Larsens, hurlements sauvages, batterie qui tambourine, basse qui vrombit de saturation et guitare qui, lorsqu’elle ne sert pas à générer un fond sonore, s’exprime en solos frénétiques caractérisent toujours leur jeu. C’est une grande cacophonie qui traduit l’essence même du garage rock, agrémentée d’influences hard rock et heavy metal. Une approche qui s’explique par le foisonnement des formations punk, hard rock, heavy metal, rockabilly et psychobilly au Japon à leurs débuts en 1987, se remémore Seiji.
Guitar Wolf pirate les schémas instrumentaux du rock’n’roll originel et les massacre. En témoigne la reprise du classique de Little Richard, Long Tall Sally, présent sur l’album. Leurs morceaux alternent entre anglais et japonais mais ne revêtissent jamais une dimension J-rock de générique « d’animés » comme peuvent l’être ceux de leurs compatriotes The 50 Kaitenz. Les 10 titres de More Jet, que Seiji décrit comme « très bruts », défilent en 24 minutes et 30 secondes. Je n’aurai hélas pas plus de matière sur le nouvel album à part quelque chose comme : « On joue les chansons de “More Jet” ce soir, écoute notre jet ! ».
Qu’écoute Seiji ? « J’aime les groupes qui jouent de la musique étrange, c’est ce qui m’intéresse. Les Japonais King Brothers, The Highmarts et les 50 Kaitenz sont bons. L’un des meilleurs groupes de la scène actuelle est Sakuran Zensen, de Tokyo. » On n’en saura pas plus sur ses coups de cœur à l’international.
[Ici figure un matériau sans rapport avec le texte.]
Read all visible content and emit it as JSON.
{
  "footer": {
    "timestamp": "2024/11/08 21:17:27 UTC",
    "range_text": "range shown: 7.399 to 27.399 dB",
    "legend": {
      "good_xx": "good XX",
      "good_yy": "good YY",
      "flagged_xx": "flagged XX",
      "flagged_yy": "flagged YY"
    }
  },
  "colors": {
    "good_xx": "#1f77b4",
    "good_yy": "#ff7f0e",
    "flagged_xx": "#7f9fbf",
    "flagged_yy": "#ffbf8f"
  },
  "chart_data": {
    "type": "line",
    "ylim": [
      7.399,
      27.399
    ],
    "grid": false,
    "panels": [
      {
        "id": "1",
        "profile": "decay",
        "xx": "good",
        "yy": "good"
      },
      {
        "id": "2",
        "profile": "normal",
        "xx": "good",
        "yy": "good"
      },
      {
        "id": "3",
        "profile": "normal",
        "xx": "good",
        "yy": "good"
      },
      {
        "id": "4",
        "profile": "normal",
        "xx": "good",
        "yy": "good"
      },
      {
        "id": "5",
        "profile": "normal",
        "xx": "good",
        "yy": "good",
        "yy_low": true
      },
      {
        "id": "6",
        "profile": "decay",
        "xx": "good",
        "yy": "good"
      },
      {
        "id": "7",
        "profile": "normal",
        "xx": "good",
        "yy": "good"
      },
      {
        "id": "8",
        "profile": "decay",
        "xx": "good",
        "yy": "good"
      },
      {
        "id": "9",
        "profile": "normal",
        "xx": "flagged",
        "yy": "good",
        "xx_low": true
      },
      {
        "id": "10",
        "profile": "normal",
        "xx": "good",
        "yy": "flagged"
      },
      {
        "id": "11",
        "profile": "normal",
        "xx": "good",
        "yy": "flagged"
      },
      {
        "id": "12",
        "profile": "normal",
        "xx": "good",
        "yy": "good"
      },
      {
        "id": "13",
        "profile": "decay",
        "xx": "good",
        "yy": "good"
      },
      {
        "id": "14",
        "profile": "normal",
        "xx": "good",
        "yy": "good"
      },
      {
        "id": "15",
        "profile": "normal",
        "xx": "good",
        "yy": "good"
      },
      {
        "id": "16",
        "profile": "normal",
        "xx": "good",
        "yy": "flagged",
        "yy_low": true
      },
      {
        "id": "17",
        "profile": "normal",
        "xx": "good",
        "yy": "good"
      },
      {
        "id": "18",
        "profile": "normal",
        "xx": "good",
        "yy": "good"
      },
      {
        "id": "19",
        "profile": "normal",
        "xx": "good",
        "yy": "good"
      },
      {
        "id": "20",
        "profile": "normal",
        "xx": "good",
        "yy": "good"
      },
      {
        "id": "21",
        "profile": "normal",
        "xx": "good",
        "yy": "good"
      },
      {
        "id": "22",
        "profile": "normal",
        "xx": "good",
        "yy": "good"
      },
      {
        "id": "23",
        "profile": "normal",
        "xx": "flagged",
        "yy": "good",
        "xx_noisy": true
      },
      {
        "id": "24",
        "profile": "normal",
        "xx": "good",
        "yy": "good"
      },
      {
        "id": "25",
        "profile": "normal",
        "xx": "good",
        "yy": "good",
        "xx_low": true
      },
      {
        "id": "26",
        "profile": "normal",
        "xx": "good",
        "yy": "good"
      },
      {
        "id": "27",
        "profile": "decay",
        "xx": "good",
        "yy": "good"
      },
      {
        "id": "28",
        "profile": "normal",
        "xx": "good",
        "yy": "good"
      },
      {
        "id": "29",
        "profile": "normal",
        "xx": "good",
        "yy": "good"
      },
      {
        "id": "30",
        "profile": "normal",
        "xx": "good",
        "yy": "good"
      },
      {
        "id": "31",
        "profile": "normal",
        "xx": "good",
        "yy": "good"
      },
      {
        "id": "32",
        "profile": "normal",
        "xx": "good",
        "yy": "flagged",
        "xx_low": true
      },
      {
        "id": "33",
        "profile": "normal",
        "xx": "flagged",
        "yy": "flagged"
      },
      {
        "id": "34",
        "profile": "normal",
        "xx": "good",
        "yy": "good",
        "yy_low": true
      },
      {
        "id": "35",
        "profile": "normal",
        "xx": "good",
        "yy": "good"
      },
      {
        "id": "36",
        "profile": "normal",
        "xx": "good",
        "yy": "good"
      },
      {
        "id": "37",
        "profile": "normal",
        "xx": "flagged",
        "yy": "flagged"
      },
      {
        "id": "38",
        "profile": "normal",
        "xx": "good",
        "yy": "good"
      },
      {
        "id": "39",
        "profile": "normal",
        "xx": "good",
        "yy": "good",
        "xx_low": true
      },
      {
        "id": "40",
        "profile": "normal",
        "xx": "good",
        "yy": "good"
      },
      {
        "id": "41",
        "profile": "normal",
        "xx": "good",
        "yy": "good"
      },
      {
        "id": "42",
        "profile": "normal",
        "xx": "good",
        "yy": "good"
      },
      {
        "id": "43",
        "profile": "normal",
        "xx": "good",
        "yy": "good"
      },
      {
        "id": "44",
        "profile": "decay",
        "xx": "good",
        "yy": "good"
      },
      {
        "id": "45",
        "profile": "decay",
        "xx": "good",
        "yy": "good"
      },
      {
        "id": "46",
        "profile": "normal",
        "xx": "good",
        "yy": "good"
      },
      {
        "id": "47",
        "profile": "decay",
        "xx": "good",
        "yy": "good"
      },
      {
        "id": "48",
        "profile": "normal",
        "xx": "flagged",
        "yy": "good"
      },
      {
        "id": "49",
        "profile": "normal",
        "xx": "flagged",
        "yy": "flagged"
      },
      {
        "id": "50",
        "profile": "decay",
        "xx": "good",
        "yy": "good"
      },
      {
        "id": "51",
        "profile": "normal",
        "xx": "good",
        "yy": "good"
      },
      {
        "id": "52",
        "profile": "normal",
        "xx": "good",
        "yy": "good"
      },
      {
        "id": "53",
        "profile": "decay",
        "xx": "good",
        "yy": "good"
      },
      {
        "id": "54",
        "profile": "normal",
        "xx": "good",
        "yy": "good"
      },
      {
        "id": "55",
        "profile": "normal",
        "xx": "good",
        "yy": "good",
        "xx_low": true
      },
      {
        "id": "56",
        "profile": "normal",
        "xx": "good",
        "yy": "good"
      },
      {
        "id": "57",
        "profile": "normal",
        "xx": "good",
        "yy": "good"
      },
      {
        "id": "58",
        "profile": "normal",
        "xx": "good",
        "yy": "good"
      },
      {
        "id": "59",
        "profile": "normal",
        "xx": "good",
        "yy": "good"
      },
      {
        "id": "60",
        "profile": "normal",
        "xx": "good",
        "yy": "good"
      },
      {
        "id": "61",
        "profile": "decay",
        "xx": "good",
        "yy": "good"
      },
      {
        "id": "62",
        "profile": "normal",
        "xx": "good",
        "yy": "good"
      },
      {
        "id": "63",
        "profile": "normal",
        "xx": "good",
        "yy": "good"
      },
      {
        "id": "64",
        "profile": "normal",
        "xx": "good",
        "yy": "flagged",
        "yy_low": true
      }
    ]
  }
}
Hormis la grande rixe sonore et l’aspect survolté qu’inspire globalement More Jet (le terme supersonic est répété inlassablement dans l’avant-dernier morceau), l’ultime chanson revêt un côté plus posé, peut-être davantage orientée vers la branche garage de Question Mark & the Mysterians. En tout cas, les titres sont sans aucun doute enregistrés live en studio pour que le son soit si volontairement foireux avec l’idée de traduire l’énergie scénique du trio. Il serait d’ailleurs bienvenu qu’une notice déconseille d’écouter cet album à plein volume au casque audio sous peine de provoquer de persistants acouphènes.
Chaos scénique
Maintenant, une question subsiste… À quoi peut bien ressembler un concert de Guitar Wolf quand on a déjà l’impression de vivre l’expérience scénique sur enregistrement ? Au Cosmic Trip, le trio se retrouve sur la grande scène vers minuit. Seiji s’enfile une bière cul-sec avec la moitié qui finit sur son blouson. C’est à se demander s’il ne risque pas de provoquer un court-circuit avec sa guitare branchée. La débandade qui surjoue de tous les clichés débute. Le groupe génère un vacarme qui surchauffe les festivaliers. Dans un flot ininterrompu, des corps montent sur scène pour s’offrir à la foule. À un moment, une femme (qui dans son apparence n’a rien de très rock’n’roll) s’y amène pour s’adonner à cette pratique rituelle des concerts rock. Mais elle se voit confier la guitare par Seiji – folklore surprenant mais usuel des représentations de Guitar Wolf.
En accordage ouvert, elle se met à jouer les cordes à vide sur les indications du meneur. Cette farce clownesque semble interminable jusqu’à ce que Seiji récupère finalement son instrument.
« C’était un concert génialement inaudible et chaotique avec des musiciens hardcore dans leur jeu pour une ambiance survoltée », m’a confié un festivalier. D’autres m’ont raconté que c’est toujours le même bordel lorsque le groupe joue, rien de nouveau. Au final, croyez-le ou non, Guitar Wolf sonne encore plus à l’arrache sur une scène qui offre le hasard de la spontanéité à la performance théâtralisée. Contrairement à une trentaine de minutes d’écoute sur les plateformes streaming, en concert c’est une bonne heure de « jet rock’n’roll » qui retourne la tête au point d’en ressortir prostré.